I would also imagine that people would increasingly want to have the information flow two ways. That doesn’t just mean angry patients being able to challenge an element of their record, but something far more creative and benign. For example, make it standard for many patients to have a care page where people could read about them and leave messages, or read updates from the patient or a trusted relative. These are clearly the sorts of things people will already be doing informally, using Facebook and Twitter. And when families are under extreme pressure, perhaps keeping vigil for a dying relative, the prospect of being able to put an electronic message up rather than make phone calls, could be a major relief for some. Even better if a member of staff can do it for them.

IT to question staff
There’s even the option to use such a system to ask questions to staff after all it can be very difficult to get hold of the right person and meet them face-to-face. Other advantages flow from this approach, one of them is the reliability of the information that patients, carers and others use when they are discussing issues at home. When people under pressure meet a doctor, especially in the unfamiliar environment of a hospital, there’s no guarantee that they will fully take in, or remember what is said. Even a basic electronic note, created as part of the normal record-keeping procedure, would give them something to refer to and cut the risk of them getting things wrong and often getting overly fearful.

Obviously this plunges us into issues about patient confidentiality and data security. No one should underestimate the hurt and harm it could causes when people discover that intensely private aspects of their lives are known by others a long-ago attempt to take their own life, years of hard work to escape drug addiction there’s no shortage of sources of stigma. But these are areas which IT systems are ever-more capable of addressing and we should perhaps be more open to the idea that patients should have choices over what information is shared, with whom and how.

The reality of patient choice
When politicians talk about choice in healthcare it can sometimes be pretty illusory. For example, in emergency care I doubt many people with a heart attack are going to demand the paramedic gives them a choice of hospitals to be rushed to. They want treatment, they want it fast. Yet I am a firm believer in choice, and when it comes to information there are huge opportunities for people to be engaged. Indeed, information and the creation of the fullest possible care records are one of the prime ways in which we can deliver the founding NHS vision of a pathway of care that goes from cradle to grave. And as the information is about the patient, it seems eminently reasonable and democratic that they can make decisions about its use.

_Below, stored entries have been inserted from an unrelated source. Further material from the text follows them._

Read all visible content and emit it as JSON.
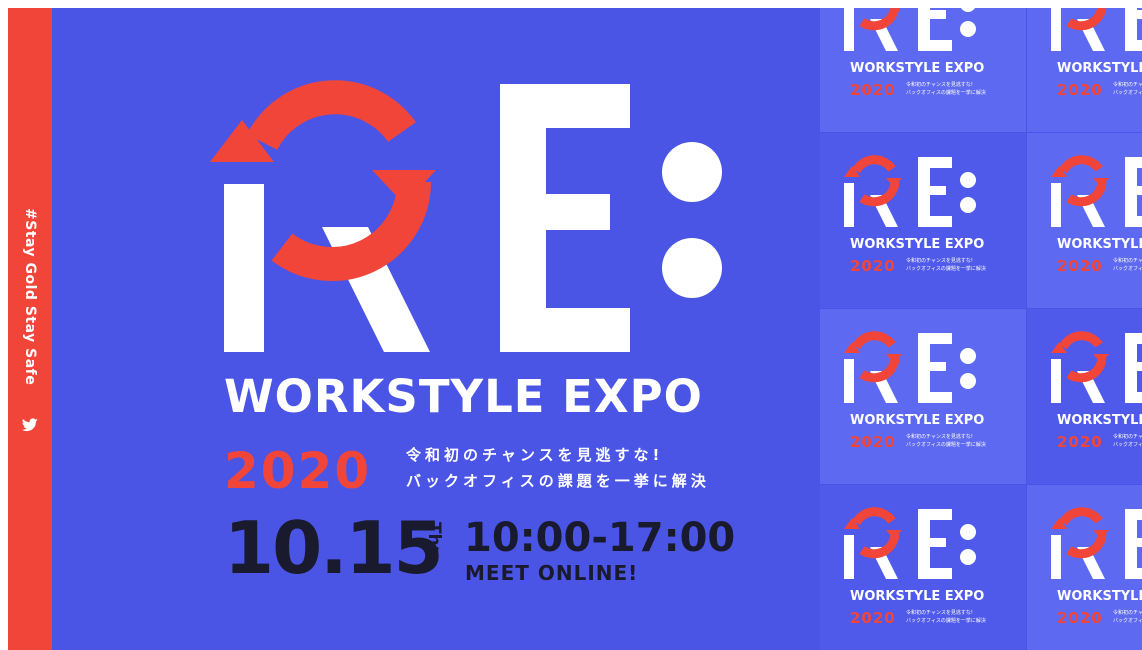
{
  "sidebar": {
    "hashtag": "#Stay Gold Stay Safe",
    "twitter_icon": "twitter-icon"
  },
  "hero": {
    "logo_text": "RE:",
    "title": "WORKSTYLE EXPO",
    "year": "2020",
    "tagline_line1": "令和初のチャンスを見逃すな!",
    "tagline_line2": "バックオフィスの課題を一挙に解決",
    "date": "10.15",
    "weekday": "Thu",
    "time": "10:00-17:00",
    "venue": "MEET ONLINE!"
  },
  "tiles": {
    "title": "WORKSTYLE EXPO",
    "year": "2020",
    "tag1": "令和初のチャンスを見逃すな!",
    "tag2": "バックオフィスの課題を一挙に解決"
  },
  "colors": {
    "background": "#4a55e6",
    "tile_light": "#5d69f0",
    "tile_dark": "#4f5aea",
    "accent_red": "#f1453a",
    "ink": "#1a1a2e"
  }
}
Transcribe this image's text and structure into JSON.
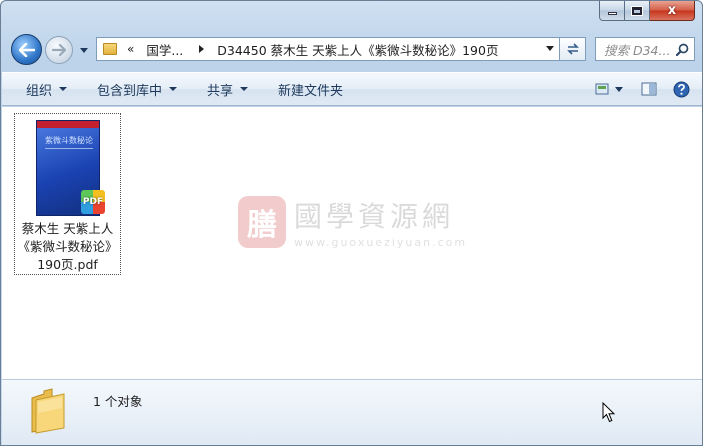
{
  "window": {
    "close_glyph": "x"
  },
  "nav": {
    "breadcrumb_overflow": "«",
    "breadcrumb_parent": "国学...",
    "breadcrumb_current": "D34450 蔡木生 天紫上人《紫微斗数秘论》190页",
    "search_placeholder": "搜索 D34..."
  },
  "toolbar": {
    "organize": "组织",
    "include_library": "包含到库中",
    "share": "共享",
    "new_folder": "新建文件夹"
  },
  "file": {
    "name": "蔡木生 天紫上人《紫微斗数秘论》190页.pdf",
    "thumb_title": "紫微斗数秘论",
    "badge": "PDF"
  },
  "watermark": {
    "seal": "膳",
    "name": "國學資源網",
    "url": "www.guoxueziyuan.com"
  },
  "details": {
    "count": "1 个对象"
  }
}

In many cases patients will simply want information to be available as and when it’s needed; some people will go to the other extreme and want major opt outs on the electronic exchange of personal data. Even then, I suspect that the decision would depend on the circumstances. Once in hospital it takes a quick discussion and signature to give consent to the most invasive possible surgical procedures. Under those circumstances, a few seconds more to ask if the clinicians might have electronic access to someone’s health details to ensure they are doing the right thing, will mostly get a yes.

Looking to the future
Right now we are at a major junction in the history of the NHS: huge changes are on the way and the government says it believes that IT has a big role to play. We should make the most of that idea and push for things to happen. A much broader approach to the use of patient information may seem bold now, but in a few years most people would wonder what the fuss had been about.

Yet there is a huge issue of resources. Creating and implementing the solutions we need would take time and money, however the UK has a hugely innovative healthcare IT sector which can do the job creatively and cost-effectively. As to paying for it stop collecting and processing VAT in the public sector and huge resources can be freed up straight away. After all, the government has just announced that the tax take for the UK has been considerably higher than expected, so this would be a great way to spread the benefits to the public and industry.